1. Here is the whole air ride kit as it comes from Arnott. It includes everything you need to get your bike some smooth-riding and adjustable suspension.
2. This is a shot of the stock rear air shocks from Harley-Davidson. They did a great job of absorbing the bumps and proving a quality ride, but we are giving this bike top-of the-line suspension for a number of conditions and payloads.
3. T-Rod started the job by removing the seat and taking off the negative battery terminal.
4. With the left side cover off the bike we gained access to the various fuses and electrical junctions.
5. With the right side cover off of the bike we got a glimpse of the added electronics and where some of the Arnott kit’s parts will reside.
6. The OEM shocks were removed and the frame and swingarm are checked for any wear.
7. The shiny new adjustable Arnott shocks by Aldan were installed.
8. On the right side of the bike, the larger diameter shock cleared the brake caliper with no issues.
9. Our buddy Jonathan did the heavy lifting and removed the battery so we could gain better access to where we would be installing the compressor and other parts of the system.
10. Because the bike had other aftermarket upgrades done to it, there was limited space where Arnott suggested we install the compressor.
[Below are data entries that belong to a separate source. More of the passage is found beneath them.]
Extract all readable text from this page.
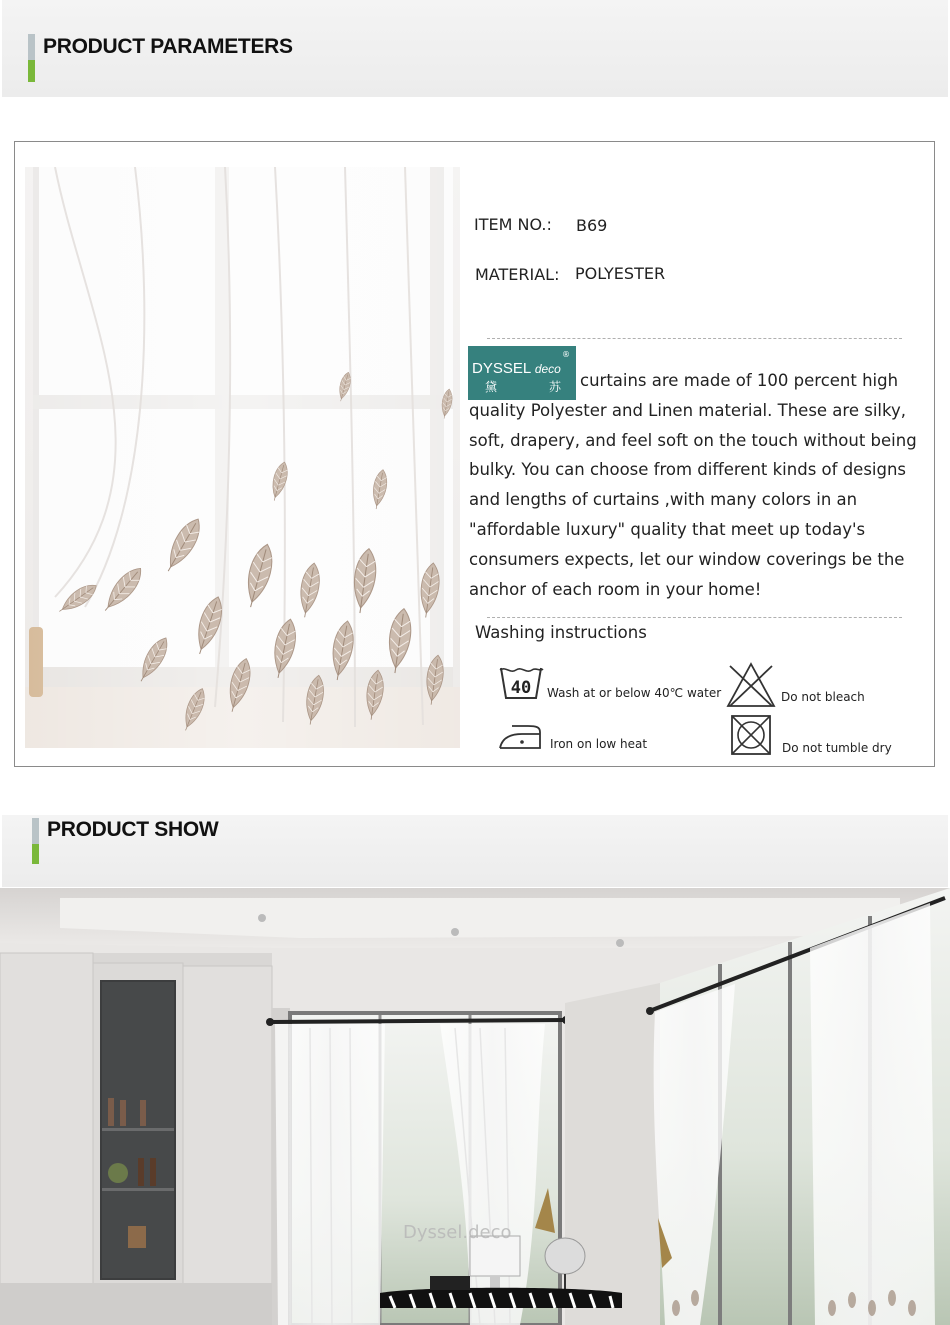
PRODUCT PARAMETERS
ITEM NO.: B69
MATERIAL: POLYESTER
®
DYSSEL deco
黛	苏	curtains are made of 100 percent high quality Polyester and Linen material. These are silky, soft, drapery, and feel soft on the touch without being bulky. You can choose from different kinds of designs and lengths of curtains ,with many colors in an "affordable luxury" quality that meet up today's consumers expects, let our window coverings be the anchor of each room in your home!
Washing instructions
40 Wash at or below 40℃ water	Do not bleach
Iron on low heat	Do not tumble dry
PRODUCT SHOW
Dyssel.deco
We decided to securely mount it on the right side of the bike next to the tuner.
11. The air lines were then hooked up to the shocks and routed to the front of the FLHX.
12. The air lines were attached to the supplied Arnott junction block and checked for any leaks.
13. Once the system checked out to be leak free, we attached the junction block to the left side of the bike next to the fuse box.
14. T-Rod reinstalled the battery and routed the electrical connections as well as the up and down switch located on the frame in front of the battery.
15. As you can see, we took special care to make sure the wiring from the compressor was tidy and didn’t rub on the frame or when the side cover was reinstalled.
16. The air lines were also carefully attached to the frame and much caution was taken to make sure nothing could be crimped or damaged while being ridden.
17. Here is the bike shown sagged all the way down. You wouldn’t want to ever ride it this low, but the bike sure does look sweet all laid out when parked.
18. With it all of the way up, you can see how more ground clearance can be attained. Fully loaded and two-up situations could now be fine-tuned for ride quality as well.
19. Here’s a shot of the bike with the suspension up at maximum height. There is plenty of wheel travel for when the going gets rough. We also fiddled with the 11 various adjustments the Aldan shocks had, and over the span of a few days, really fine-tuned the ride to be firm but not harsh.
20. This is how the bike looks when it’s at the lowest setting. It sure does make that bike look like a lead sled. The best part was Jonathan could finally flat-foot the bike when stopped or rolling slow.